Tuesday, May 8, 2018

Microstory 837: Family Trip

Our parents died in a plane crash when my two sisters and I were still just children. Well, it wasn’t so much a crash as a hole blew through the cabin, and their row of seats was sucked out. The rest of the plane landed somewhat safely on the highway. The news of it was overshadowed by certain other aircraft tragedies that happened on the same day a week earlier. The third man with them left a family behind too, which served to bring us all together. My older sister wasn’t quite eighteen years old, but she was given emancipation, and started taking care of all four of us. I didn’t appreciate until I got older how much she did for us. The youngest of our foster brothers was a child prodigy, and a scientific genius. We all moved into their house, and found it to be equipped with a full laboratory in the basement that would bring Dexter to tears. He became obsessed with time travel, as you can imagine, hoping that one day, he would see his parents again. He had no plans to change history, seeing that as far too dangerous. All he wanted was to be able to speak with them again, and we supported his delusion. We discovered nearly ten years later that he was not so crazy after all, when he asked us down to his lab to show us something, and dropped us all the way back to 1974 with absolutely no warning. He wasn’t exactly aiming for that year, but he apparently hadn’t worked out all the bugs, so this was where we found ourselves. Only then, standing at the welcome sign, did we realize our parents all grew up in the same small Iowa town. As far as we knew, my mother and father stepped onto that plane without knowing the passenger they were seated next to, or his wife, who had died of cancer two years prior.

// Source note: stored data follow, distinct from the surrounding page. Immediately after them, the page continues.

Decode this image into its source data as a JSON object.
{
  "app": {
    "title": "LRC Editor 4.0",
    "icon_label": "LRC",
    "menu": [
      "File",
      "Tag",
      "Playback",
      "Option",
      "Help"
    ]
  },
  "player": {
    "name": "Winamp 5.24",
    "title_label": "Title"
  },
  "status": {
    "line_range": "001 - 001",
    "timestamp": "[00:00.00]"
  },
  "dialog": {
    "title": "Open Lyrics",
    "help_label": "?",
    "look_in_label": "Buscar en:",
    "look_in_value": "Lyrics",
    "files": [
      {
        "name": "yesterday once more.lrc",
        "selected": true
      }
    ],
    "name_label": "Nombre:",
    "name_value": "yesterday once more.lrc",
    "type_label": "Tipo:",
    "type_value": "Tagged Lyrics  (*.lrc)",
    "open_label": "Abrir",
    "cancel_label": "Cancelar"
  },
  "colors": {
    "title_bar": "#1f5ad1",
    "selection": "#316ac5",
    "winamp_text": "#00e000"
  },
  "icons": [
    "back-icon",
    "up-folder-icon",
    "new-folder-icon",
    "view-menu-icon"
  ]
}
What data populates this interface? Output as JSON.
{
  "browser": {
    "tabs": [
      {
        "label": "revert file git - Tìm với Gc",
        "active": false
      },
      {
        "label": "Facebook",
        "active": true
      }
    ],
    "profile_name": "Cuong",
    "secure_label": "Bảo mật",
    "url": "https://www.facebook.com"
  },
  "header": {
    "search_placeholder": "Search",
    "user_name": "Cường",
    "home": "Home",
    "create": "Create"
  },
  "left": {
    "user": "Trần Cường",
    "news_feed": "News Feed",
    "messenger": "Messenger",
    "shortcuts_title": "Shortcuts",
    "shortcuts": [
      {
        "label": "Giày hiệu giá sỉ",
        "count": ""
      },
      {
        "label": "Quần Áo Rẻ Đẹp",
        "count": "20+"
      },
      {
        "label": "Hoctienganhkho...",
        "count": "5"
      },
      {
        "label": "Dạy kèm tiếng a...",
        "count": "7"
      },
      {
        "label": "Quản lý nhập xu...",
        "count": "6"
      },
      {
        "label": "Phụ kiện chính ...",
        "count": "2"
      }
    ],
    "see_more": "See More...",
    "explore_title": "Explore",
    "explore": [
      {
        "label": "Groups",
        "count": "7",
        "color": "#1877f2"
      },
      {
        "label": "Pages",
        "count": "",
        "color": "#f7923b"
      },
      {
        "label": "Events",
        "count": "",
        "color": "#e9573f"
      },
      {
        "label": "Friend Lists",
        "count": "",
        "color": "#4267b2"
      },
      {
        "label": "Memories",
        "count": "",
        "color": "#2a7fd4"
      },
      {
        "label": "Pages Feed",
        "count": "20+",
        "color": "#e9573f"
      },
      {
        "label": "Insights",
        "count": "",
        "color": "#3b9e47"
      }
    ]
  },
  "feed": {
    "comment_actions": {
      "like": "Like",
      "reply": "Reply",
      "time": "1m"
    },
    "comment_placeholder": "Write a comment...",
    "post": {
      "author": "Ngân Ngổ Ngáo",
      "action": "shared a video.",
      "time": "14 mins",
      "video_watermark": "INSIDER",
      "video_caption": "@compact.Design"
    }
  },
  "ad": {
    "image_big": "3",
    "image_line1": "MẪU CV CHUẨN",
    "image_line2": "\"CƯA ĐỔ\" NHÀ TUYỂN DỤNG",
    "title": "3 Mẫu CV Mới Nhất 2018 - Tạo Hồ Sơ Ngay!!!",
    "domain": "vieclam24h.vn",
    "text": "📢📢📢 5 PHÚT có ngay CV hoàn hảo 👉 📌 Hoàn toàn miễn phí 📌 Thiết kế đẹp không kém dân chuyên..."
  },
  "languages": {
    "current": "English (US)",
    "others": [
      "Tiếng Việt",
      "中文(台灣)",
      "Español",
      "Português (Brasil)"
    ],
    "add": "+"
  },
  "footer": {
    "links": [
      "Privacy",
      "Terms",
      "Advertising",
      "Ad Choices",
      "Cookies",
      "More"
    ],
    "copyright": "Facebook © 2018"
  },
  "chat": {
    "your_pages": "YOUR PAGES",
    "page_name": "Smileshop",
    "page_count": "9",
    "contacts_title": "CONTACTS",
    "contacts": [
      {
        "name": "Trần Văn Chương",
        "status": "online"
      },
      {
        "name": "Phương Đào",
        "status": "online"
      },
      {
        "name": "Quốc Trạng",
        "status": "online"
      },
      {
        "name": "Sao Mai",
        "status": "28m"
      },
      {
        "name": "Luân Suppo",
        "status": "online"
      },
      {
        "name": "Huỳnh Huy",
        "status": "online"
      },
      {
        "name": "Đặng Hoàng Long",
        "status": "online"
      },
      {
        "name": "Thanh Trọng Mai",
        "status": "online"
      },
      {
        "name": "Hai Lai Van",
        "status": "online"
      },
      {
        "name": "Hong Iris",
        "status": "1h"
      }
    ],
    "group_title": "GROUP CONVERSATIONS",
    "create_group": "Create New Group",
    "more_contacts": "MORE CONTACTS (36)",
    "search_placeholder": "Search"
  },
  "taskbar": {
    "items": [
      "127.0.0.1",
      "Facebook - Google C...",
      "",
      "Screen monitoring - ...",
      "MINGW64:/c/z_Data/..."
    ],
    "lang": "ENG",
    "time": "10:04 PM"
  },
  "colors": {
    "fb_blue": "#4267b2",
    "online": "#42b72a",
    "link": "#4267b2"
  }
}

But here we were in Watland, a town so small I don’t even think they bother putting it on the map in 2011. We asked our resident physicist to send us back, but he said his recall device was damaged in the trip and he would need time to fix it, so we decided to go ahead with his plan to meet the younger version of our parents, who were now still in grade school. It was a surreal experience, being older than mom and dad, smiling as they tried in vain to build a sand castle with the pebbles under the jungle gym during recess. We knelt down to help them, glad for the fact that the 1970s were a different time, and the staff was too busy smoking around the corner to be bothered about five grown adults at a playground. We talked about what their favorite subjects were in school, and who their friends were. Just then our foster sibling’s new parents came over. They really did know each other this whole time. We wondered whether they recognized each other on the plane, or if it was just this crazy coincidence, and they had been too long estranged. The bell rang to end recess, and we knew it was time to leave. Our brother flipped a switch, and told us he was ready, revealing that the device hadn’t really been broken, and he was just stalling for time. But he was wrong, because if it wasn’t broken before, it certainly was now. We were stuck in the past, and he didn’t have the materials he would need to build a new machine, and get us back home. He worked on it for the better part of the rest of the day, though, and realized there was some kind of temporal interference, which he was able to track by rewiring his device. It led us to the edge of a cliff, where we found an eclectic group of people, strapping themselves into parachutes, and other gear. They smiled as we approached, seeing our futuristic clothes, and knowing we didn’t belong there, just like them. They hinted that they were from further in the future than 2011, but wouldn’t say exactly when. They provided us with our own special parachutes, which would evidently read our unique temporal signatures, and take us back to our own time, while they went off to theirs. Our brother seemed to think this to be sound scientific logic, so we trusted them, and strapped in too, ultimately finding ourselves back in the basement we had left, not minutes ago. It was another twenty years before I looked at my adopted children, nieces, and nephews, and remembered that I had already met them...in 1974.